Ter ido a Vila Franca de Xira por razões de serviço deu oportunidade de visitar o Museu do Neo-Realismo. A arquitectura do edifício é notável, a amabilidade de quem nos recebe cativante, a sobriedade bela do modo de expôr uma arte dolorosa vinca a alma do visitante.
Talvez o meu ser ruminante me tenha feito notar que está ali o Vergílio Ferreira, com o Vagão J em destaque e o livro de viragem, o Mudança, obras do antes de o autor da Aparição entrar na desbunda vociferante contra os «neo-realeiros» que, se o trataram mal, tiveram também muita paciência para o aturar.

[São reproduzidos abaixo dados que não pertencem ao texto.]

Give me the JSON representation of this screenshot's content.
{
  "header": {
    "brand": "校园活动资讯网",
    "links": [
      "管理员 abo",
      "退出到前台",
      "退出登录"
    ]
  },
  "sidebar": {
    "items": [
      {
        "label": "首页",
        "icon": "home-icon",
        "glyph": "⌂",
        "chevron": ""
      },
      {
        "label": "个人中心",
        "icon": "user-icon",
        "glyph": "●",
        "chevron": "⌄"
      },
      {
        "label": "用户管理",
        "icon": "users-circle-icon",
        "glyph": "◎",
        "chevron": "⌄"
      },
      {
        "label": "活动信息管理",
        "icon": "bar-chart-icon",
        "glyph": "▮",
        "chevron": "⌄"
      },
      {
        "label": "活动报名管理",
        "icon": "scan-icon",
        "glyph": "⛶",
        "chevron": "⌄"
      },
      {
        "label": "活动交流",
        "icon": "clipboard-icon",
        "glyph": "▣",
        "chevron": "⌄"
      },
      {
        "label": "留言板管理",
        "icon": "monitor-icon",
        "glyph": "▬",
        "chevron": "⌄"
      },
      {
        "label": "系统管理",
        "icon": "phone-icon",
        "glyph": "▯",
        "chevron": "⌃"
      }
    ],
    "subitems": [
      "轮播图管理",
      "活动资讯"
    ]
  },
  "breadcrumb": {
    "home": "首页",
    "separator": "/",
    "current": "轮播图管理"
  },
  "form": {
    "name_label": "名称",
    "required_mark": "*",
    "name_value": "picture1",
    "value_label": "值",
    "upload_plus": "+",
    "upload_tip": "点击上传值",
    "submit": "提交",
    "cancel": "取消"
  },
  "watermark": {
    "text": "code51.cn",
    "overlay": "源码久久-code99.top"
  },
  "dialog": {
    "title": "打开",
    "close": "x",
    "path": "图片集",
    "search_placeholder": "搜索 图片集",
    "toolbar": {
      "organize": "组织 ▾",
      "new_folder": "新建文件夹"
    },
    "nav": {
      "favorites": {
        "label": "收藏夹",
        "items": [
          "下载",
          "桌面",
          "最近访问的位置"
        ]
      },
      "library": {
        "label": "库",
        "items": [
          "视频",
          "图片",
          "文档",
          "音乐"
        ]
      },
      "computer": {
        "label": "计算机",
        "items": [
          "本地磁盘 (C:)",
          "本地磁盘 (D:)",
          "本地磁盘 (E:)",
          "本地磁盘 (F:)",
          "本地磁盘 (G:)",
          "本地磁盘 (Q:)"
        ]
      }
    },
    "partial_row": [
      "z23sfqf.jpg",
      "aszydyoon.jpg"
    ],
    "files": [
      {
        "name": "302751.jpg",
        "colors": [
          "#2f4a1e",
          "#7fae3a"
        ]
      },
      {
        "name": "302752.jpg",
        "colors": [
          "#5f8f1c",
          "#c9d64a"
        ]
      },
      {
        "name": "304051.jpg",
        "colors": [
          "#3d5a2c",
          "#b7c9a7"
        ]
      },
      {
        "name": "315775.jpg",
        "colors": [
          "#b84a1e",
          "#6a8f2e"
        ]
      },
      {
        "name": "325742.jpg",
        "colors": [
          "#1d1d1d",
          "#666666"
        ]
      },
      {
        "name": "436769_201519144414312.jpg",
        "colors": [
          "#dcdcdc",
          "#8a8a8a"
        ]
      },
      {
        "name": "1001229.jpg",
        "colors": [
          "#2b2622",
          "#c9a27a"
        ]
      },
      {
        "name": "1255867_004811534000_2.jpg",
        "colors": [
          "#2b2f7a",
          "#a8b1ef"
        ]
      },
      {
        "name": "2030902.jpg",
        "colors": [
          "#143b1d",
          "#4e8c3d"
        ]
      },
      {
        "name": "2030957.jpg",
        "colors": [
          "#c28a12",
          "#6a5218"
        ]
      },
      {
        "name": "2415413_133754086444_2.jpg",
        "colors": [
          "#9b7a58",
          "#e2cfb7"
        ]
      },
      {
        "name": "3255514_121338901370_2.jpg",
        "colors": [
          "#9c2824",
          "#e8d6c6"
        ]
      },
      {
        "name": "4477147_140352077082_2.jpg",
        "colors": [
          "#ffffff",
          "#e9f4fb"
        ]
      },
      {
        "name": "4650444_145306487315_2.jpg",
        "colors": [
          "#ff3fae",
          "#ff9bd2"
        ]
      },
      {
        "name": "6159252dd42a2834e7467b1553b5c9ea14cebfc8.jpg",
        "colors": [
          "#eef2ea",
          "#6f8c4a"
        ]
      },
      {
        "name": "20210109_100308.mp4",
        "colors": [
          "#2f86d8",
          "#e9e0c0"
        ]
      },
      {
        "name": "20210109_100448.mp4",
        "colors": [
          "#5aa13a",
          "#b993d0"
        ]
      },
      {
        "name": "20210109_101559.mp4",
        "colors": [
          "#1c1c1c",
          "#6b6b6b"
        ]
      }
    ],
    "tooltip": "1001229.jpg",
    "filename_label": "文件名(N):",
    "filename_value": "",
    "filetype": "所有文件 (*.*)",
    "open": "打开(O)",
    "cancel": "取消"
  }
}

Cultura militante, numa luta intestina entre conteúdos e forma, atinge o seu momento mais agónico quando o desconhecido António Vale na Vértice entra na liça marcando a agenda com um artigo intitulado «Cinco Notas sobre Forma e Conteúdo». Bombo da festa Fernando Lopes-Graça. O nome do crítico escondia o seu clandestino autor, Álvaro Cunhal, cujos desenhos no cárcere ali estão.
Lembrei-me disso, como quem se lembra de um pequeno incidente numa história de família.
«Olha o Papiniano Carlos», disseram gaiatamente a meu lado, ao surgir a fotografia. «Nunca mais se falou nele». «Pois não», respondi, em nome dos vivos, dos mortos, dos lembrados e dos esquecidos, enquanto reparava naquela capa para o Carlos Oliveira, cuja escrita é a invulgaridade feita substância, o dito transformado em modo de dizer.